When in doubt, build a jig. :grin:

.


----------



## furboo (Oct 12, 2015)

Gaffboat said:


> When in doubt, build a jig. :grin:


Most of my mistakes are because I had no doubts...doubts make me stop and think.


----------



## Zerk (Jun 24, 2014)

I take no joy in building jigs. My goal is to build use stuff. I don't consider that to be useful stuff to build useful stuff. Other then benches. I enjoy building benches. 

I have built a couple simple ones I like. Such as circ saw guide, out of two board. But it was extremely simple to make. I look at some of these jigs on line, and they take as much time to build, as something to build.

Maybe someday when my skills are better.

If I could find a place making usefull stuff, that wasn't $$$$, I would. I went to Rockler store this week for the first time. I find the clamps and rails interesting.

I'd like to see more on how to use make jigs out of store bought and home made parts.





I realize this makes me a failure as a woodworker. But I realize I am.


----------



## Zerk (Jun 24, 2014)

RainMan 2.0 said:


> Not a great accomplishment here guys , but I was sure happy with the outcome after I built this jig . No way I could have done this as accurate with any other tool .
> I didn't have any room for error , and the boxes went in perfect .


What is it for?

I worked with an electrician that had jig, to mount boxes at 14" Piece of wood you put the box in, and screwed or nailed it in.

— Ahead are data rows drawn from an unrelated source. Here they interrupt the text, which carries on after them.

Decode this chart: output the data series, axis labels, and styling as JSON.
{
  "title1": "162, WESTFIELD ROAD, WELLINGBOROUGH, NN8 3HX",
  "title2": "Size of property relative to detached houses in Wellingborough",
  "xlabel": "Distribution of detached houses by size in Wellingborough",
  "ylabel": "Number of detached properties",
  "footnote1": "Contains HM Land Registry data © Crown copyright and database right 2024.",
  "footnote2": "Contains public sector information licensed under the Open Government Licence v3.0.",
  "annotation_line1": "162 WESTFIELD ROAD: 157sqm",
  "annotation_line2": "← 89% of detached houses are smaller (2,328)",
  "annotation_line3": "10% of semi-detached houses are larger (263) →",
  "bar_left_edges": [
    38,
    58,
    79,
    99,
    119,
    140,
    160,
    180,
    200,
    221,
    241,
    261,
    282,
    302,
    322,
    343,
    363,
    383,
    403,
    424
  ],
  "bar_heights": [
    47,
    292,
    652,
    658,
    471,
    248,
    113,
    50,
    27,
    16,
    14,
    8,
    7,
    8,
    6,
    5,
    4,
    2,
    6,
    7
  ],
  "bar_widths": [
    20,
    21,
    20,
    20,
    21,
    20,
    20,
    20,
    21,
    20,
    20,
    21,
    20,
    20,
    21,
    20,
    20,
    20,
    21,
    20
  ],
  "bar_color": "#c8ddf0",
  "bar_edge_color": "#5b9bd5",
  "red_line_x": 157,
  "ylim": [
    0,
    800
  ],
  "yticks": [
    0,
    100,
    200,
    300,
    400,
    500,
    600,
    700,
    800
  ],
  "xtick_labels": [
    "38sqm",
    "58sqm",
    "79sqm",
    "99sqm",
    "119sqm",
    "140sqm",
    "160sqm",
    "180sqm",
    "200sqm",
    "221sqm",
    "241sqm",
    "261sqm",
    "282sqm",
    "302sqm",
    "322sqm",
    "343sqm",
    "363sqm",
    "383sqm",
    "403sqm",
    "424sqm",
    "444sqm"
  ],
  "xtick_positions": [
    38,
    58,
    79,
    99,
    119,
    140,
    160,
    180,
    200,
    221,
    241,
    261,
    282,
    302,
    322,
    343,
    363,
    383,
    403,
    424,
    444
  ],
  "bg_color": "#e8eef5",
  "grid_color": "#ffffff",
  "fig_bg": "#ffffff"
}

So that bottom was 14". Not rocket science.


----------



## TwoSkies57 (Feb 23, 2009)

Zerk said:


> .
> I realize this makes me a failure as a woodworker. But I realize I am.



I would not say this makes you a "failure" as a woodworker...I'd say you have yet to realize the 
value of jigs.


----------



## Zerk (Jun 24, 2014)

I realize the value. But if I could buy some of them at a good cost, so I could spend my time making stuff, I would.


----------



## difalkner (Jan 3, 2012)

Zerk said:


> I realize the value. But if I could buy some of them at a good cost, so I could spend my time making stuff, I would.


Sometimes the complexity of the cut or joint or inlay requires a fixture to hold everything in place, even if that fixture is a temporary thing cobbled together with scraps for a one time use. And sometimes you need the repeatability of a fixture to ensure your final product this time is the same as last time. None of the fixtures I create are available commercially and if they were the price would be unreasonable. Sometimes I get into 'fixture mode' and stay there a few days but they work and are fun to see how creative I can be. 

What do you make, Zerk? Have you posted any photos? Sorry, I didn't do a search but if you haven't posted any work then please do - I'd like to see what stuff you make. Thanks! David


----------



## MEBCWD (Jan 14, 2012)

I buy jigs that are well made for a lot of tasks but make quite a few for things that need done and can't wait for a jig in the mail. Others are quickly made for things that usually don't have jigs made to buy or the price just does not justify their price.


----------



## MGildersleeve (Jan 15, 2018)

I'd rather build a nice, reliable jig than make something with it.


----------